Desire for a Flood

We are not ascetics. We love good food and wine (well, Sue’s pancreas has decided she can’t have alcohol any more, but she loves the smell) and we prefer nice furniture to garage sale stuff. We like a comfortable life and nice things.

Clearly, though, folks who are doing their best to divest themselves of stuff aren’t focused on said stuff too much.

Our goal is a simple lifestyle.

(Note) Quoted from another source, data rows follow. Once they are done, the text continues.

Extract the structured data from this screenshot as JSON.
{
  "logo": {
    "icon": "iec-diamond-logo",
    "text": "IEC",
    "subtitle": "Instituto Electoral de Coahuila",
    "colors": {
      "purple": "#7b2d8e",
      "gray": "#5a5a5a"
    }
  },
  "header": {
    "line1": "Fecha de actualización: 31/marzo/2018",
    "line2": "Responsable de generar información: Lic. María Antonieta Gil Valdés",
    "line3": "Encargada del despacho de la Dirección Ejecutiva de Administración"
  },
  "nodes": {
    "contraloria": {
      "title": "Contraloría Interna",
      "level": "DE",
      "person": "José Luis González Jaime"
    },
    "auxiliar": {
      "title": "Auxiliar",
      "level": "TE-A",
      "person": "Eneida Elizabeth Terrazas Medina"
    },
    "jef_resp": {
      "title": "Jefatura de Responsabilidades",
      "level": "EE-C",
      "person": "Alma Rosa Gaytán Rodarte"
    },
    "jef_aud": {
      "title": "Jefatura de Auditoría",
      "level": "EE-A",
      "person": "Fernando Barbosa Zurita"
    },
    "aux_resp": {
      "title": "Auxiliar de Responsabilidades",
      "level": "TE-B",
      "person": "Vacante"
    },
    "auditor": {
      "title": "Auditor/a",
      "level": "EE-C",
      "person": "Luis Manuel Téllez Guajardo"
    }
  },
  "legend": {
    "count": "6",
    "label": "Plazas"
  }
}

This doesn’t mean living on crummy food or in dingy basements. (Consider that some of our best alcoholic beverages originated in monasteries.) It’s about choosing which stuff needs to be nice, and which stuff doesn’t matter.

I read this sentence this morning:

“This world’s advertising elements try to build in us a desire for a flood of consumer goods that we do not need. (Italics mine.)

Need. That can be a tough word to define, and we’re in the process of redefining it for ourselves.

Most of us can agree that the average family does not need six cars, or a house with more bathrooms than people.

But how many computers does our family ‘need’ ? Does Fiona need a computer? Do I need all my musical instruments?

Drawing the line between ‘need’ and ‘want’ is a difficult and, in the end, subjective and personal challenge. Resisting the media’s crushing push to make me want more more more, though, is an imperative.


  1. Joel,

    Same thing I and Frances were discussing some months back. Why it’s too important to buy things via credit card? Can’t we control our wishes? Yes we can! But that little Satan’s plastic card in our wallet doesn’t let us:)

    Guess what? I don’t keep credit card:)

  2. Ah, Caitlyn, despite how it may look, I love clothes. I tend to pack far more than I need for most trips.

    And I brought four pairs of shoes for our short trip, not to mention 15 mismatched socks (Little Miss Matched, in fact) which I wear around the house.

  3. Kamil, we’ve developed the habit of using our credit cards as a way to track expenses, to avoid carrying too much cash, but definitely not to buy things we can’t afford.

    Of course, those for whom the temptation is too much shouldn’t carry the card, right?